Time to be with, and to reckon. So there, in front of the Place where the old path to the docks used to be, I dropped my car window. Sat idle awhile, beheld. Savored the hush of pine breath and the rush it put in my breath, the beat of my ancestors, of my blood beating in tree damp air. Prayed my thanks to the surety of the Wheel, to the Timing of this time of the Year. Prayed my thanks for what has been, and confronted my own fears. Made my offerings, and in doing so, got really excited to come home and write about this, to and for ya’ll.
Imbolc is a cross-quarter sabbat or holy day, meaning between the quarter holidays of Solstices and Equinoxes. In this case, Imbolc marks Mid-Winter. During the numinousity of this lunation we are in right now–which of course brings us tradtional Imbolc, today–we experience the touch of the Divine Calling for the Year. The power of Maiden or Virgin: Life, in full Sovereignty. This, dear ones, is the power of what I have come to call experientially Dreaming Moon .

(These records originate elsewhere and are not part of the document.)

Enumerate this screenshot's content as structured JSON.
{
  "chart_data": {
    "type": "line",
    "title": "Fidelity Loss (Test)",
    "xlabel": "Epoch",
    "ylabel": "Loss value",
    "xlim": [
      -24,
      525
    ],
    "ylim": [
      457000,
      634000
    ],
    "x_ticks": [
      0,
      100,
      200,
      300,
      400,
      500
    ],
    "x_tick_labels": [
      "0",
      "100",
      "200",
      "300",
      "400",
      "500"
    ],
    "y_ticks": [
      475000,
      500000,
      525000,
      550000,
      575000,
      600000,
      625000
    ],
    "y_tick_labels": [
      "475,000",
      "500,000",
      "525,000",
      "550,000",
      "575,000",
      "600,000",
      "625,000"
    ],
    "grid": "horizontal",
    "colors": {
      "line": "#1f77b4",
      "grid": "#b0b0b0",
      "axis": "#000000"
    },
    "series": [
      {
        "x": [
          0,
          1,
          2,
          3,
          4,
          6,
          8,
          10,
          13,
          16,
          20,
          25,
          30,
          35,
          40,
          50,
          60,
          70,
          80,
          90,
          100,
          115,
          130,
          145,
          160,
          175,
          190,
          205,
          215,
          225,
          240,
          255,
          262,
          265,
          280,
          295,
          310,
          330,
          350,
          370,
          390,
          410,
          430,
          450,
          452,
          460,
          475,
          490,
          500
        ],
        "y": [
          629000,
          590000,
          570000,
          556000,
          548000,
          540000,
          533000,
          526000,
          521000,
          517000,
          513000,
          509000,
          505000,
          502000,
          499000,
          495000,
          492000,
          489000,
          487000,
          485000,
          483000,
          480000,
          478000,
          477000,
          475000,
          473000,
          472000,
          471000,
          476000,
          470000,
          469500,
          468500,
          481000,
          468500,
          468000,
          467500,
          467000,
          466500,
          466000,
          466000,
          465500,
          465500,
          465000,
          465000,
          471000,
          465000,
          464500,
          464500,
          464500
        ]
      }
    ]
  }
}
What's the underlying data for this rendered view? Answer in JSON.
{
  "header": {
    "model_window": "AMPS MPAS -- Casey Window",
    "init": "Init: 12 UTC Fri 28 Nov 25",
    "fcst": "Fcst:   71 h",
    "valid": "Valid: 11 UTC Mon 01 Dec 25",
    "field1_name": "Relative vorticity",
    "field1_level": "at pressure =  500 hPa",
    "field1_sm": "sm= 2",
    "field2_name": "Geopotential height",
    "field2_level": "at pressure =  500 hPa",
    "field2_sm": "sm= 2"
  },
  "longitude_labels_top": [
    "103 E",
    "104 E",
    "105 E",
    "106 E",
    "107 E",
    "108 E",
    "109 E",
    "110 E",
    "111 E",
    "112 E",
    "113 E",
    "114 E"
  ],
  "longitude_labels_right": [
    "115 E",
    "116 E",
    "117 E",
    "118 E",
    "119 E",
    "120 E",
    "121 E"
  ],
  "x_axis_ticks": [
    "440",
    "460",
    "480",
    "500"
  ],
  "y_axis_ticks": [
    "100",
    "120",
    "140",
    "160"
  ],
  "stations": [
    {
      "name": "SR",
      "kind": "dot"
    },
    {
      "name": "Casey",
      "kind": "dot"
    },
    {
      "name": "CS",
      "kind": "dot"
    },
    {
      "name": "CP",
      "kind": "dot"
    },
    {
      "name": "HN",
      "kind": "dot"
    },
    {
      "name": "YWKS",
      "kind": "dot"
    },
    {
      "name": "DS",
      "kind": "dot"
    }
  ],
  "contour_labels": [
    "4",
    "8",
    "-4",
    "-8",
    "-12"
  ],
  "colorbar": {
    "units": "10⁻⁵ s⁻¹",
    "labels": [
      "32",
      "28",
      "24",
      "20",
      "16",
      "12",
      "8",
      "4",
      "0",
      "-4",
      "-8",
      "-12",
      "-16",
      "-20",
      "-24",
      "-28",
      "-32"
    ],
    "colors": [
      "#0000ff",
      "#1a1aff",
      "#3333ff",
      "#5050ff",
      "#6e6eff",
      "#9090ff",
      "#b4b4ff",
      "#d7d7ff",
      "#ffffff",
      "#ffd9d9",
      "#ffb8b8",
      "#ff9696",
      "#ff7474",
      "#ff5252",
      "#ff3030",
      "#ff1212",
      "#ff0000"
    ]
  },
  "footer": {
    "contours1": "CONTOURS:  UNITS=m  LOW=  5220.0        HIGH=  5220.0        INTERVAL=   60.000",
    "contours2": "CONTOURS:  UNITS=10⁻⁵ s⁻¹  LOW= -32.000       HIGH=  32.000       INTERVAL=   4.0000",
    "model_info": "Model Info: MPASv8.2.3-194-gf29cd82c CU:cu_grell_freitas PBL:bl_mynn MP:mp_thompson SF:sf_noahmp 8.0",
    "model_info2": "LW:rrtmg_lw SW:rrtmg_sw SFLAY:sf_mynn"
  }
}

Write, it moved me, sitting there in my car this morning when I was done, as if Brigid herself was whispering on the Tall Pine wind. Brigid, mother of Poetry, of the Fire of Life, within. I thought, I’ll go home, and confront mySelf on the page, where I’ve always known to go.
I was moved to look up the meaning of the word Imbolc to start this writing, and found this, a lovely site and lovely post on the sabbat written by Chloë Rain. According to her website, the origin of the word is from neolithic Irish and means to be in the belly of the ewe, as this was the time the field animals would be with child. Metaphoric, indeed, as we nurture now the seed of life in the belly of Mama Earth, and in our own personal and collective lives, for the upcoming Wheel. Here in the Nothern Hemisphere that is.
I also thought I’d share some of the personal synchronicities members of our Women’s Mysteries circle have shared this last week.
First, from Rise Sister Rise by Rebecca Campbell, shared by Crystal:
and then this most lovely chant, Circle of Women, by Nalini and Friends, shared by Tara:
And may all mothers know that they are loved…and may all sisters know that they are strong…and may all daughters know that they are beautiful…
Happy Imbolc, dear friends. Remind yourself now, there is no right way to celebrate. Only the chance to get Present, and open yourself both to YourSelf, and to the Mystery, and how it will move you in a way meaningful to you. It is a most beneficent time to Dream in a State of Hope or Love…Be well, be good to you.